Düzenin farklılıkları elden aldığına sitem edenler; Kürdlerin açık, katı ve kesintisiz asimilasyon uygulamaları ile Türk’e dönüştürülmesini umursamıyor.

12.09.2022, Pts - 12:54

Aziz Yağan: Türküm, sanatçıyım, yazarım, akademistim, aktivistim!
Haberi Paylaş

Yazarımız Aziz Yağan; Burcu Karakaş’ın DW Türkçe için hazırladığı ‘Türkiye’nin Değerleri’ projesi kapsamında bazı akademisyen, sanatçı yazar ve aktivistler ile gerçekleşen görüşmeleri üzerinden, Gazete Duvar’da yer alan eleştirisel , ve sitemvari bir yazı kaleme aldı .Aziz Yağan’ın yazısı şu şekilde;

Burcu Karakaş, DW Türkçe için hazırladığı ‘Türkiye’nin Değerleri’ projesi kapsamında Müjdat Gezen, Sevin Okyay, Gülten Dayıoğlu, Gündüz Vassaf, Zeynep Ahunbay, Nevra Serezli, Canan Arın, Prof. Dr. Baki Kuru, Prof. Dr. Olcay Neyzi, Cahit Berkay, Veysel Donbaz ve Prof. Dr. Ioanna Kuçuradi ile görüşmüş. Alanında yetkin, mücadeleci bu bireylere ait videolar izlendiğinde bilinçli, samimi, eleştirel ve değer üretmiş yaşantıların, görüşlerin ve kaygıların kayda alınmasının kıymetini anlıyorsunuz.

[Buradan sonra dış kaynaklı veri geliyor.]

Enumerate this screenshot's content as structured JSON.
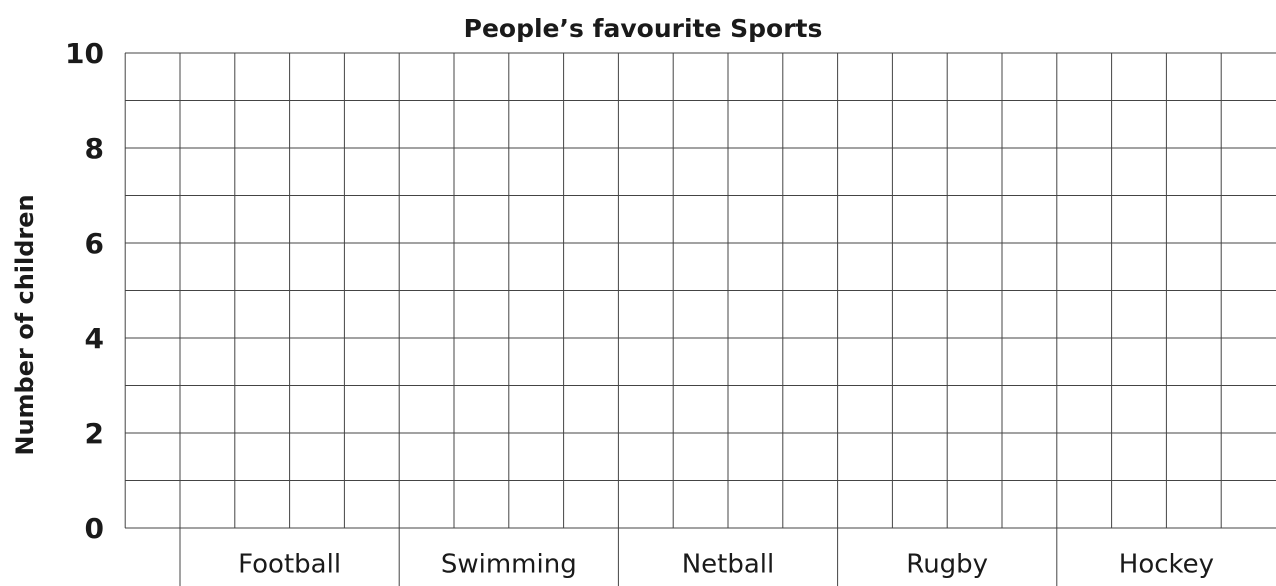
{
  "chart_data": {
    "type": "bar",
    "title": "People’s favourite Sports",
    "y_label": "Number of children",
    "categories": [
      "Football",
      "Swimming",
      "Netball",
      "Rugby",
      "Hockey"
    ],
    "ylim": [
      0,
      10
    ],
    "yticks": [
      0,
      2,
      4,
      6,
      8,
      10
    ],
    "minor_yticks": [
      1,
      3,
      5,
      7,
      9
    ],
    "grid": true,
    "subdivisions_per_category": 4
  }
}
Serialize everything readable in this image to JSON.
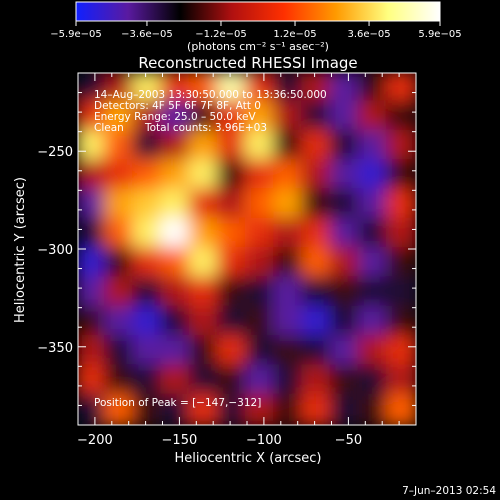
{
  "chart_data": {
    "type": "heatmap",
    "title": "Reconstructed RHESSI Image",
    "xlabel": "Heliocentric X (arcsec)",
    "ylabel": "Heliocentric Y (arcsec)",
    "xlim": [
      -210,
      -10
    ],
    "ylim": [
      -390,
      -210
    ],
    "x_ticks": [
      -200,
      -150,
      -100,
      -50
    ],
    "x_tick_labels": [
      "−200",
      "−150",
      "−100",
      "−50"
    ],
    "y_ticks": [
      -250,
      -300,
      -350
    ],
    "y_tick_labels": [
      "−250",
      "−300",
      "−350"
    ],
    "colorbar": {
      "range": [
        -5.9e-05,
        5.9e-05
      ],
      "ticks": [
        -5.9e-05,
        -3.6e-05,
        -1.2e-05,
        1.2e-05,
        3.6e-05,
        5.9e-05
      ],
      "tick_labels": [
        "−5.9e−05",
        "−3.6e−05",
        "−1.2e−05",
        "1.2e−05",
        "3.6e−05",
        "5.9e−05"
      ],
      "unit_label": "(photons cm⁻² s⁻¹ asec⁻²)",
      "colors": [
        "#1020ff",
        "#5a1aa0",
        "#000000",
        "#b01010",
        "#ff3000",
        "#ff9a00",
        "#ffff80",
        "#ffffff"
      ]
    },
    "annotations": {
      "time": "14–Aug–2003 13:30:50.000 to 13:36:50.000",
      "detectors": "Detectors: 4F 5F 6F 7F 8F, Att 0",
      "energy": "Energy Range: 25.0 – 50.0 keV",
      "clean": "Clean",
      "counts": "Total counts: 3.96E+03",
      "peak": "Position of Peak = [−147,−312]"
    },
    "peak": {
      "x": -147,
      "y": -312
    },
    "intensity_grid": [
      [
        0.3,
        0.5,
        0.9,
        0.6,
        0.7,
        0.95,
        0.6,
        0.3,
        0.5,
        0.2,
        0.4,
        0.6
      ],
      [
        0.6,
        0.8,
        0.5,
        0.2,
        0.4,
        0.6,
        0.8,
        0.5,
        0.3,
        0.2,
        0.5,
        0.4
      ],
      [
        0.9,
        0.7,
        0.3,
        0.5,
        0.8,
        0.6,
        0.9,
        0.4,
        0.6,
        0.3,
        0.2,
        0.5
      ],
      [
        0.5,
        0.6,
        0.7,
        0.8,
        0.9,
        0.4,
        0.6,
        0.7,
        0.5,
        0.2,
        0.1,
        0.4
      ],
      [
        0.2,
        0.8,
        0.85,
        0.9,
        0.6,
        0.5,
        0.7,
        0.8,
        0.4,
        0.3,
        0.2,
        0.6
      ],
      [
        0.3,
        0.7,
        0.9,
        1.0,
        0.8,
        0.7,
        0.6,
        0.5,
        0.6,
        0.2,
        0.3,
        0.5
      ],
      [
        0.1,
        0.4,
        0.6,
        0.7,
        0.9,
        0.6,
        0.5,
        0.4,
        0.7,
        0.5,
        0.2,
        0.4
      ],
      [
        0.2,
        0.5,
        0.3,
        0.5,
        0.6,
        0.4,
        0.3,
        0.2,
        0.3,
        0.4,
        0.3,
        0.3
      ],
      [
        0.4,
        0.2,
        0.1,
        0.3,
        0.5,
        0.3,
        0.4,
        0.2,
        0.1,
        0.3,
        0.2,
        0.4
      ],
      [
        0.5,
        0.3,
        0.2,
        0.2,
        0.4,
        0.6,
        0.3,
        0.4,
        0.3,
        0.2,
        0.5,
        0.6
      ],
      [
        0.6,
        0.4,
        0.3,
        0.5,
        0.3,
        0.4,
        0.2,
        0.3,
        0.5,
        0.4,
        0.3,
        0.5
      ],
      [
        0.3,
        0.7,
        0.4,
        0.3,
        0.6,
        0.3,
        0.5,
        0.4,
        0.6,
        0.3,
        0.4,
        0.7
      ]
    ]
  },
  "footer": {
    "date": "7–Jun–2013 02:54"
  }
}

Bu önemli çalışması için Karakaş’ı tebrik ettim ve sitem katmadan şunu belirttim: Bu insanların biri bile Kürdlerden bahsetmiyor! Birinin bile düşün ve duygu dünyasında Kürdler yer almamış, etkilememiş!

DW Türkçe’nin çalışmasına dahil olmaları için teklif yapılsaydı, kabul etmeleri şüpheli iki isim var: İsmail Beşikci ve Barış Ünlü. İsmail Beşikci Kürdlerle ilk kez tanışınca geçip gitmiyor, yüzünü çevirmiyor; duruyor, izliyor, okuyor ve ‘Kürd vardır, Kürdistan’da yaşar!’ diyor. Kürd olmayanların sadece Kürdlerle ilgilenmesi beklenemez, kimsenin buna hakkı da yok. Beşikci, Kürd meselesine mesleği gereği, yani bir sosyolog olarak yaklaşmış ve bu alanda çalışma yapmak istemiş olabilir. Tıpkı Beşikci gibi, Barış Ünlü de Türkiye’nin Türklük meselesini fark edince duruyor ve bir araştırmacı olarak yüzünü başka yöne çeviremiyor. Barış Ünlü’nün, ‘Türklük Sözleşmesi’ kavramsallaştırması ve kitap yazımı esnasında ve sonrasında Beşikci kadar Kürdlerle yakınlaştığını sanmıyorum. İsmail Beşikci cezaevinde ve sonrasındaki yaşantısını Kürdlerin değil de Türklerin arasında yaşayarak geçirseydi belki Türk toplumundaki Kürd algısının değişiminde önemli etkisi olabilirdi, bilemeyiz. Türk toplumu Beşikci’yi tolere edebilir miydi, benimser miydi; bunu da bilemeyiz!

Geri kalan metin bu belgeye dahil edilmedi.